[280.] greene Selinis, a town in Sicily.
[284.] His warlike shield. Spenser here follows closely the description of the shield of the magician Atlante in Ariosto's Orlando Furioso, ii, 55.
[300.] silver Cynthia, the moon. It was popularly supposed that magicians and witches had power to cause eclipses of the moon.
[304.] All falsehood and deception. Truth and Wisdom are symbolized (Upton).
[306.] when him list, when it pleased him. Him is dative.
[314.] It Merlin was. Ambrose Merlin, the prince of enchanters, son of the nun Matilda, and an incubus, "half-angel and half-man." He made, in addition to Prince Arthur's armor and weapons, the Round Table for one hundred and fifty knights at Carduel, the magic fountain of love, and built Stonehenge on Salisbury Plain.

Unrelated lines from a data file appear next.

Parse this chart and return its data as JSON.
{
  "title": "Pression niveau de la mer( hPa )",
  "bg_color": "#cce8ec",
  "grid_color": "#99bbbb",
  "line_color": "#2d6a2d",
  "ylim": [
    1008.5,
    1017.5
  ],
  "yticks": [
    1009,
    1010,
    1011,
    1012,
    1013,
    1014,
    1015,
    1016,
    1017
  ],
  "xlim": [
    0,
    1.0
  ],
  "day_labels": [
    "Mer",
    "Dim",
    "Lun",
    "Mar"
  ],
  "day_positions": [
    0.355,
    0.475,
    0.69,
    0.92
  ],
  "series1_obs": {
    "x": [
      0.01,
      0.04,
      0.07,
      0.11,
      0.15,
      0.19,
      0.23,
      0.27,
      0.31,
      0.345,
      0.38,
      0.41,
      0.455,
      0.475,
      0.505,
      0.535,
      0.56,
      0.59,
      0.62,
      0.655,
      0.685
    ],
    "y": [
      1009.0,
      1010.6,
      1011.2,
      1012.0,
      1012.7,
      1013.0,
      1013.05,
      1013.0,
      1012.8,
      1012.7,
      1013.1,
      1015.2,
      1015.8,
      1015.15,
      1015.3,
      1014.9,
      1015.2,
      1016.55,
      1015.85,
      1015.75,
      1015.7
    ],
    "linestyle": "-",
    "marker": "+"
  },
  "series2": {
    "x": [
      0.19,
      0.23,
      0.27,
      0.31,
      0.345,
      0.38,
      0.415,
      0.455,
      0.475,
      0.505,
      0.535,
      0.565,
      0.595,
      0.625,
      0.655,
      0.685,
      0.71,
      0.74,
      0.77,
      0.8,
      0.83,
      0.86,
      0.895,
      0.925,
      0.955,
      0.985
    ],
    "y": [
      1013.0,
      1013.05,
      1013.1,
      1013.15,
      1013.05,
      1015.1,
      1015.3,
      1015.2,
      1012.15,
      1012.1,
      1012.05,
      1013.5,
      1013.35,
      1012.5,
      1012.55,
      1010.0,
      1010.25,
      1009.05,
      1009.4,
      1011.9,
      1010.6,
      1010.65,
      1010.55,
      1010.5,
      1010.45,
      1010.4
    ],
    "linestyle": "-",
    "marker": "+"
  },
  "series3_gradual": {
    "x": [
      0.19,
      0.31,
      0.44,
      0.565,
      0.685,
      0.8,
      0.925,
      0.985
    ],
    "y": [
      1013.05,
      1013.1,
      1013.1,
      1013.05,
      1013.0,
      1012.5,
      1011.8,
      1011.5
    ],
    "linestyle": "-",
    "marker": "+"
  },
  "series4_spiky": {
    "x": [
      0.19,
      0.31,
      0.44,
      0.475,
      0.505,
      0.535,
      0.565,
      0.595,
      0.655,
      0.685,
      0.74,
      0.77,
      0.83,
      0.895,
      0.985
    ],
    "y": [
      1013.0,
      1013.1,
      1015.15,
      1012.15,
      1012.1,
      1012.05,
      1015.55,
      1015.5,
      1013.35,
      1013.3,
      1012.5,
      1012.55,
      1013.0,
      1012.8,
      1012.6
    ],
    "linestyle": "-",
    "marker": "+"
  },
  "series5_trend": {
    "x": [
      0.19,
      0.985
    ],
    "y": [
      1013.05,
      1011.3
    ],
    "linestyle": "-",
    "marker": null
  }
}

He died spellbound by the sorceress Vivien in a hollow oak. See Tennyson's Idylls of the King.
[326.] did trample as the aire, curveted as lightly as the air.
[335.] And for her humour, etc., and to suit her (sad) mood framed fitting conversation.
[355.] The subject of found is the substantive clause who... impart.
[xli.] Observe the antithetical structure of this stanza, both in the Stichomuthia, or balance of line against line, and in the lines themselves. In this rapid word-play Arthur wins his point by appealing to Una's faith.